Published May 5, 2026 2:09 PM by The Maritime Executive

 

President Rouhani of Iran, in his last days in office in July 2021, declared the Jask oil terminal project completed. The $2 billion project involved the construction of a 685-mile, 42-inch pipeline to bring oil from the crude collection point at Goreh in Bushehr Province to a storage facility and oil export terminal at Kooh Mobarak, 33 miles north-west of Jask in the Gulf of Oman.

The opening of the project was premature, and in parliament the President was criticized for damaging the pipeline by bringing it into service before testing had been completed. When fully in service, the project was supposed to reduce a single point of failure dependency on Kharg Island, and to allow a third of Iran’s crude exports to be loaded at a terminal outside the Gulf - free from the risks associated with the Strait of Hormuz. Tankers were to load 1 million bpd from three Single Buoy Moorings (SBMs) off the Kooh Mobarak oil storage facility. The terminal lies just off the main shipping route out of the Straits of Hormuz heading east, which should have made detection-free breaking of oil export sanctions somewhat easier, as well as cutting sailing times.

After the opening in July 2021, only four of the 500,000 barrel storage tanks, and only one SBM was operational. For the rest of 2021 and then 2022, repairs interrupted operations. The one operational SBM was used periodically to load 300,000 bpd, primarily onto Medium Range tankers used for short-range shipments to the Indian subcontinent. All 20 storage tanks were only completed in mid-2025. There is still today only one SBM operational, and even this single SBM is leaking crude.

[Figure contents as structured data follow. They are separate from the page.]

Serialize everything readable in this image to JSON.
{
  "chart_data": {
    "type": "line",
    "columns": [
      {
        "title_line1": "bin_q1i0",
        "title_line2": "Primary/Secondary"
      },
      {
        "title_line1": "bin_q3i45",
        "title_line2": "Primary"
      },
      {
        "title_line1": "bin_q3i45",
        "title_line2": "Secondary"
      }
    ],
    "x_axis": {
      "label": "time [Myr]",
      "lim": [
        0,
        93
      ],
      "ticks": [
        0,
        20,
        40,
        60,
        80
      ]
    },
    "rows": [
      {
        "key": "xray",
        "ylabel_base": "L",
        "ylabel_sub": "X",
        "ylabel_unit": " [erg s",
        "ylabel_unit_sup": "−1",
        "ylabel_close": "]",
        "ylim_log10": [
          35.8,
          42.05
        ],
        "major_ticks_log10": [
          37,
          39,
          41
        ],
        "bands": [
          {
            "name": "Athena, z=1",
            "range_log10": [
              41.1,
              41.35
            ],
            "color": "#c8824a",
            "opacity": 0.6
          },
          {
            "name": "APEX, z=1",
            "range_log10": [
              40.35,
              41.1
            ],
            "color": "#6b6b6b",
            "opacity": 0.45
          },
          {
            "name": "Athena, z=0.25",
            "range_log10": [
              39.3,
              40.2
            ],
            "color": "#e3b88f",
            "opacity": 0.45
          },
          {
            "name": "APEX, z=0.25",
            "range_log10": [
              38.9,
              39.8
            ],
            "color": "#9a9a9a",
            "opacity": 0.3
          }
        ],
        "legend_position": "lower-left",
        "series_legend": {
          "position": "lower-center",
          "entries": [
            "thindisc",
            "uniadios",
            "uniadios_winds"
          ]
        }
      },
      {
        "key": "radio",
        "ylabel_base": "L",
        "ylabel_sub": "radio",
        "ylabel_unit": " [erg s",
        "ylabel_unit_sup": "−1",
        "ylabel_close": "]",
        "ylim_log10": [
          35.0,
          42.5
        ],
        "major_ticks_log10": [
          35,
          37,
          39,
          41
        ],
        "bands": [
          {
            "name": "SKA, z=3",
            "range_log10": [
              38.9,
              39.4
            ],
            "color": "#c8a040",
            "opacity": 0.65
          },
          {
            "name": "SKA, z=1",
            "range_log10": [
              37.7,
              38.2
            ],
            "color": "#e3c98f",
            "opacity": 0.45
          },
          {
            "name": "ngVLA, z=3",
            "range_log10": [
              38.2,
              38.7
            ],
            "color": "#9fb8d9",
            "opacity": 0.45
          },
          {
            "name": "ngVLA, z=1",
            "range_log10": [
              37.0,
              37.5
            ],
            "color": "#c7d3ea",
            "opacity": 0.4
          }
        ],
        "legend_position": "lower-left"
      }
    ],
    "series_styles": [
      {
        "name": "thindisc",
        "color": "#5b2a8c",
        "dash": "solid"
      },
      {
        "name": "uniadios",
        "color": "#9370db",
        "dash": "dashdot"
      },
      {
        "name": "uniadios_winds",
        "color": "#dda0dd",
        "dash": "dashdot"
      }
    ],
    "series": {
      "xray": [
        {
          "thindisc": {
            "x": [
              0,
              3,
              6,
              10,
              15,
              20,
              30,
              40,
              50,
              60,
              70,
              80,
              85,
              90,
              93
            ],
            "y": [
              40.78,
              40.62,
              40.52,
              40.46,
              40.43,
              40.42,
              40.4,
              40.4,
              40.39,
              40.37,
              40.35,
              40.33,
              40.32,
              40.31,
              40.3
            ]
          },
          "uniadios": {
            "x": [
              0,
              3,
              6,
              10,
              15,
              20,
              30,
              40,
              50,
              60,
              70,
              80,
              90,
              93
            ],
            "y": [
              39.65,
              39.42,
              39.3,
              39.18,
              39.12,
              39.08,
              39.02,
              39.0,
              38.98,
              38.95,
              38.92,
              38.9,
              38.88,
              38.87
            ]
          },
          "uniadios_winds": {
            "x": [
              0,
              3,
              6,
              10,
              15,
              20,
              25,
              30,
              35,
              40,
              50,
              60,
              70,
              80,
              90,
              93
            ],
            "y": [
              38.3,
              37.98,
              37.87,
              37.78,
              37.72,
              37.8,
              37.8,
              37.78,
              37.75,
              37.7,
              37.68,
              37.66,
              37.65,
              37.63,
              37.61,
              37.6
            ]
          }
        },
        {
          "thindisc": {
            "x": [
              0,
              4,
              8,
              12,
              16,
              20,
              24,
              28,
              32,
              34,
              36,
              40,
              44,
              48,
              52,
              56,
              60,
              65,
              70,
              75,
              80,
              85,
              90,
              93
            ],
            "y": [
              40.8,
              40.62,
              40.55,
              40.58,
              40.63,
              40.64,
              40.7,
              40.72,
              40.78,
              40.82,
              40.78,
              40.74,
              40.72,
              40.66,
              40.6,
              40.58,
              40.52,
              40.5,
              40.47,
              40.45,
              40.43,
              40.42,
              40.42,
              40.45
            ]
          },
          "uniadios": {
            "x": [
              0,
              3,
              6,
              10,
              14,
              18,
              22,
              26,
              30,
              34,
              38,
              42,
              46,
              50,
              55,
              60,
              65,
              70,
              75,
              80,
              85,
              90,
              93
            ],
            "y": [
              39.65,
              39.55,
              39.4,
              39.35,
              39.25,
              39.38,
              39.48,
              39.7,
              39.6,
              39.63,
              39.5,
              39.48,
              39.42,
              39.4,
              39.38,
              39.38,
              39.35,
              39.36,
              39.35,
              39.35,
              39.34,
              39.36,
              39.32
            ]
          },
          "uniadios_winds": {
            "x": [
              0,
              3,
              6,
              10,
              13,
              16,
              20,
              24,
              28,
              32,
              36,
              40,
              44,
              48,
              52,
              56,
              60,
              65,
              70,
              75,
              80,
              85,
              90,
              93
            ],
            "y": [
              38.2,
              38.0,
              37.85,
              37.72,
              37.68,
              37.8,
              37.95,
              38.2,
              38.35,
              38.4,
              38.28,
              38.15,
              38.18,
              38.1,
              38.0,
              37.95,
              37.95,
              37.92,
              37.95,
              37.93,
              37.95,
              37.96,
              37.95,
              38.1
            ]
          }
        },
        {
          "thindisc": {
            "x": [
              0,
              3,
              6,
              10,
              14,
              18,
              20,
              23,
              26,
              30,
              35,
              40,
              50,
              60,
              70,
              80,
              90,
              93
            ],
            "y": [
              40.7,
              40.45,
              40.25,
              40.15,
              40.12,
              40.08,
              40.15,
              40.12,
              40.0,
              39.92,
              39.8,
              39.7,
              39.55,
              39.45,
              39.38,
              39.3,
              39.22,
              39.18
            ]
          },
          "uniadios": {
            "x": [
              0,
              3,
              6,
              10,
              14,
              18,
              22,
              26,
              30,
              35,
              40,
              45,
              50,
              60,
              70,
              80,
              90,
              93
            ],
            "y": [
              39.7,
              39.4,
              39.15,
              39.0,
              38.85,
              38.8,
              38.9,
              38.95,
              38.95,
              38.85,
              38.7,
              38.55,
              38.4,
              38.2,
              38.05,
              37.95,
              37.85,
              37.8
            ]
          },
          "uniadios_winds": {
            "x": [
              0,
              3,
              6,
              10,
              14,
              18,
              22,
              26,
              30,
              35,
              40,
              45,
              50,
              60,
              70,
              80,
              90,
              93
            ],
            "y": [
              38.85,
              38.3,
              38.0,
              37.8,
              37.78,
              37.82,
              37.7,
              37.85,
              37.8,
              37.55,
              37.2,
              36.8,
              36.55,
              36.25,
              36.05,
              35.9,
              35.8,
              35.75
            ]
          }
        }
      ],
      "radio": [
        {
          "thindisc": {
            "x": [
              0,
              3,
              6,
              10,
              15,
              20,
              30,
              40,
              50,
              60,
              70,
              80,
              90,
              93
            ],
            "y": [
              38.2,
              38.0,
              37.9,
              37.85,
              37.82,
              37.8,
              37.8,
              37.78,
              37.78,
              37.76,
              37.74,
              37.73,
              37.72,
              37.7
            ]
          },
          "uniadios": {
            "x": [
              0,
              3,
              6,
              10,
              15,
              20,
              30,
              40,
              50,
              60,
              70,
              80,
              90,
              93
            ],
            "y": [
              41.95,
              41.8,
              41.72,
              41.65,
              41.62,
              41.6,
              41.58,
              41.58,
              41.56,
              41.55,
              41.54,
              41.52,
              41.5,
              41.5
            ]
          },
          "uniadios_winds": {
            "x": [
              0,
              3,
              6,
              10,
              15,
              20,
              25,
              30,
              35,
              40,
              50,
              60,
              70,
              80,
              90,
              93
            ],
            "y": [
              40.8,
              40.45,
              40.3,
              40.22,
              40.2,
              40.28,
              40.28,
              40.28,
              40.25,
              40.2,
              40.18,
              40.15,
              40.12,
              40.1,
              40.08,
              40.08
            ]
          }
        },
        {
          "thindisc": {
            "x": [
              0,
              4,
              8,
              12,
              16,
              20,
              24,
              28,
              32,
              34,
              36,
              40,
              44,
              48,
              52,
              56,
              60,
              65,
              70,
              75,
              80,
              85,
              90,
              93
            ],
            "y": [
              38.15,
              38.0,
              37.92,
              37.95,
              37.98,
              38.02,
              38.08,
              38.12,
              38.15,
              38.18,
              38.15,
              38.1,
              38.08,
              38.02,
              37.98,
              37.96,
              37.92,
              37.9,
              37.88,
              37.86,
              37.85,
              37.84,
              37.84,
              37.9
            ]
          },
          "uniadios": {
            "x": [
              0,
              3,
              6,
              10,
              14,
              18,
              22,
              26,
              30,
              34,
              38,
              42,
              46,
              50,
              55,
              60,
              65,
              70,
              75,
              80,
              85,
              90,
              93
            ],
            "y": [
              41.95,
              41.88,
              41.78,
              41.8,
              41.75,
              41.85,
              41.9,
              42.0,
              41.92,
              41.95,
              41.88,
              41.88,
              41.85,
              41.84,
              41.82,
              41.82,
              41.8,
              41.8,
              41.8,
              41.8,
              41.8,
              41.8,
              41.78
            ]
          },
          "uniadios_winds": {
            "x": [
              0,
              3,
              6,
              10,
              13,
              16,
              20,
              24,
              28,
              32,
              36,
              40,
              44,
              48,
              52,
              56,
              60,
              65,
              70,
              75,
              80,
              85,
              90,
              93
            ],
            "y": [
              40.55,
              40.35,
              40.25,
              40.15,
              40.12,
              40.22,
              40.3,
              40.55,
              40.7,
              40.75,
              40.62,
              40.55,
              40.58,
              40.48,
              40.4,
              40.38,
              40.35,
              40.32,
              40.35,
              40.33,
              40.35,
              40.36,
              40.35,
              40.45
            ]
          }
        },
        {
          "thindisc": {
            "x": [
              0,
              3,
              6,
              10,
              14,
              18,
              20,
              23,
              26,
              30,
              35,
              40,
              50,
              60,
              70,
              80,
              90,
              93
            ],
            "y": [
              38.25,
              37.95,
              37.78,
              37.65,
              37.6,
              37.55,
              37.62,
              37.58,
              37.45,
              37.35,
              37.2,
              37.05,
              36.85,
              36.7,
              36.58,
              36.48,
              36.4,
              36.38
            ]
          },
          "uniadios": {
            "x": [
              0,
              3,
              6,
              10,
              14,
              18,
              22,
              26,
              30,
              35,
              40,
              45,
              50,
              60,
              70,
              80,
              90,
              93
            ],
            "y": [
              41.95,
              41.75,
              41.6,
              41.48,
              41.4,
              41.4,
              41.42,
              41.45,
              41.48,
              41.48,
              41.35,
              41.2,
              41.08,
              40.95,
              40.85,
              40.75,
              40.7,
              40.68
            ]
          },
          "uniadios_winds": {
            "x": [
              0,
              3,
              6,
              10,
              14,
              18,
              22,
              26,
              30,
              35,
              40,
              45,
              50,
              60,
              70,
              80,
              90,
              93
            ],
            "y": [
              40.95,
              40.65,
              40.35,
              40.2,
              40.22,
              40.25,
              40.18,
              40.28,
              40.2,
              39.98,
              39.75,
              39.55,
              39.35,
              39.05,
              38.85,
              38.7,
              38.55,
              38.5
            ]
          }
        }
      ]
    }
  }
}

In the meantime, there were long periods when there no loadings whatsoever. Nothing was spotted at the SBM buoy between October 2024 and April 2025 except for the oil slicks leaking from the SBM. A 252-meter VLCC was seen loading at the SBM on December 30, 2025, but the SBM does not appear to have been used at all in January and February this year.

Finally, after the start of the war on February 28, the US-sanctioned, Iranian-flagged shadow fleet VLCC Dore (IMO 9357717) was seen at the SBM on March 7 and through thick cloud on March 8, loading 1.77 million barrels. The Dore then set off for the Malacca Strait, where it conducted a Ship-To-Ship transfer of its cargo to the Aruba-flagged Lattafa (IMO 9245794), which is also US-sanctioned. The Lattafa then sailed to unload its cargo at Dongjiakou, in the teapot oil refinery district of Shandong Province in China at the end of April. Neither the Dore or the Lattafa have had their AIS transponder switched on since April 16.

Gulf states who have lost their direct accss to the open seas by dint of the closure of the Strait of Hormuz will be looking for alternative export terminals outside the Gulf, to be serviced by newly-constructed pipelines. Saudia Arabia and the UAE will respectively be seeking to expand the throughput of the East-West and the Habshan pipelines respectively. Saudi newspapers have speculated that Aramco may wish to connect the Shaybah oilfield with a new pipeline to the Omani oil terminal at Ras Markaz on the Arabian Sea coast.

Planners would be well-advised, in the light of the Iranian’s squandered $2 billion investment in its Jask pipeline project, to reconsider critical vulnerabilities. This was something clearly not taken seriously by the Iranian business continuity team when building the Jask pipeline, whose continued operation depends on the survival of a single 17-meter-diameter SBM, well within the Circular Error Probable design of most in-service ship or air launched anti-ship missiles.

The opinions expressed herein are the author's and not necessarily those of The Maritime Executive.